My arms feel like lead and the boat is full of water nearly to the gunwales by the time I reach the Lady Newbury.
The big vessel’s still not under power, just drifting, and the only light is the torchlight—or whatever it is—flickering from inside. The whole thing looks like some kind of ghost ship.
The rowboat literally disintegrates as I step off of it, and the waterlogged pieces sink into the black depths of Phantom Lake.
At least it got me this far.
The moon peeks out from behind some clouds again as I board the showboat, so at least I’ve got enough light to see by. The reflection of the moon off the water casts eerie, dancing shadows all around me.
I quickly find the door that Julie and I used to enter the exhibit room earlier in the evening. It’s not locked, thank heaven, and I slip silently inside, my weapon at the ready, grateful for all the hours I spent training in paddle-based combat (another Canoe Cop specialty).
I see now that the flickering red illumination isn’t torches, but a big brazier set into the center of the exhibit hall. In the firelight, the whole thing looks like an Egyptian tomb, or maybe a temple.
On the far side of the brazier sits a big wooden table, all decked out in gold and ancient-style paintings, like an altar. Two people are standing near it. One is Hawas, dressed in a jazzy red robe like he’s a high priest or something. Right next to him is that scantily clad Egyptian girl I saw at the party earlier. Around her lovely throat dangles the necklace that Hawas gave to Julie two days back. The nearly naked girl is smiling like the cat about to eat the canary.
And tied to the altar, in front of the two fiends, lies Julie Browning.
She’s awake and struggling, and shouting stuff like: “Get away from me, you so-and-so! When I get out of these ropes, I’m going to kick your… backsides!”
I can’t blame her for the harsh language, ’cause just as I enter the room, Hawas raises this jeweled dagger high above his head as he chants some crazy mumbo-jumbo.

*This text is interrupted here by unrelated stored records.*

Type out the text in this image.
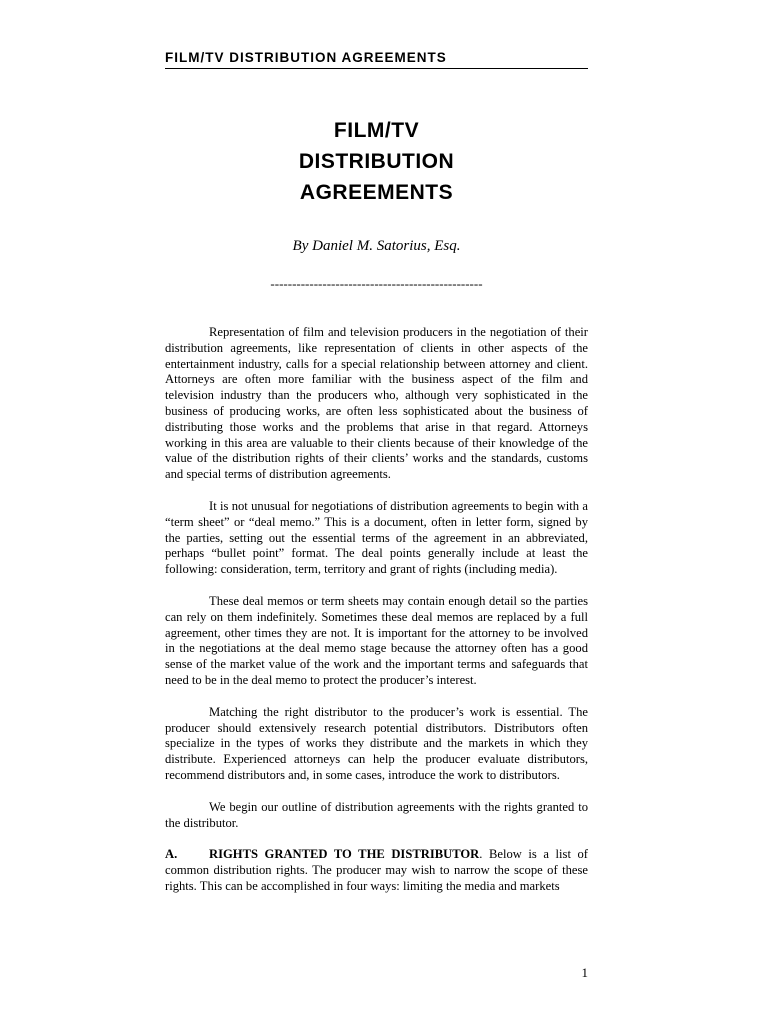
FILM/TV DISTRIBUTION AGREEMENTS
FILM/TV
DISTRIBUTION
AGREEMENTS
By Daniel M. Satorius, Esq.
-------------------------------------------------

Representation of film and television producers in the negotiation of their distribution agreements, like representation of clients in other aspects of the entertainment industry, calls for a special relationship between attorney and client. Attorneys are often more familiar with the business aspect of the film and television industry than the producers who, although very sophisticated in the business of producing works, are often less sophisticated about the business of distributing those works and the problems that arise in that regard. Attorneys working in this area are valuable to their clients because of their knowledge of the value of the distribution rights of their clients’ works and the standards, customs and special terms of distribution agreements.

It is not unusual for negotiations of distribution agreements to begin with a “term sheet” or “deal memo.” This is a document, often in letter form, signed by the parties, setting out the essential terms of the agreement in an abbreviated, perhaps “bullet point” format. The deal points generally include at least the following: consideration, term, territory and grant of rights (including media).

These deal memos or term sheets may contain enough detail so the parties can rely on them indefinitely. Sometimes these deal memos are replaced by a full agreement, other times they are not. It is important for the attorney to be involved in the negotiations at the deal memo stage because the attorney often has a good sense of the market value of the work and the important terms and safeguards that need to be in the deal memo to protect the producer’s interest.

Matching the right distributor to the producer’s work is essential. The producer should extensively research potential distributors. Distributors often specialize in the types of works they distribute and the markets in which they distribute. Experienced attorneys can help the producer evaluate distributors, recommend distributors and, in some cases, introduce the work to distributors.

We begin our outline of distribution agreements with the rights granted to the distributor.

A.	RIGHTS GRANTED TO THE DISTRIBUTOR. Below is a list of common distribution rights. The producer may wish to narrow the scope of these rights. This can be accomplished in four ways: limiting the media and markets

1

It looks like he’s about to plunge that knife right into Julie’s lovely bosom—and I’m too far away to reach them before he does!
So I throw my paddle.
The well-tempered piece of lumber wooshes across the intervening space and clobbers Hawas smack-dab in the face.
The insane archeologist gasps and reels backwards. He falls to the floor, knocked for a loop.
The knife tumbles out of his hand and spins through the air, falling right toward Julie…
It lands point-first in the wooden altar, about an inch from her forearm.
Julie’s baby blues go wide. “Rich!” she cries.
“Hang tough, babe! I’m comin’!” I call back.
“Kill him!” the Egyptian dish yells, pointing at me.
I take a quick step forward, almost laughing, because if she expects Hawas to do the job, she’s going to be disappointed; I clobbered that creep but good!
Without warning, powerful hands grab me from behind.
The smell hits me almost as hard as the grip: a weird blend of ancient spices, old linen, and mold…!
The mummy! I’ve forgotten about the damn mummy!
“Kill him, Rahotep!” the evil girl in the nightgown commands. “Prove your undying love for me, and kill him!”
The mummy begins to squeeze. The world starts to spin.
And I know that this is all she wrote.
Julie and I are going to die here, at the hands of folks who should have perished three thousand years ago.
And the only one who’s gonna hear this particular confession as to how it all went down… is Almighty God Himself.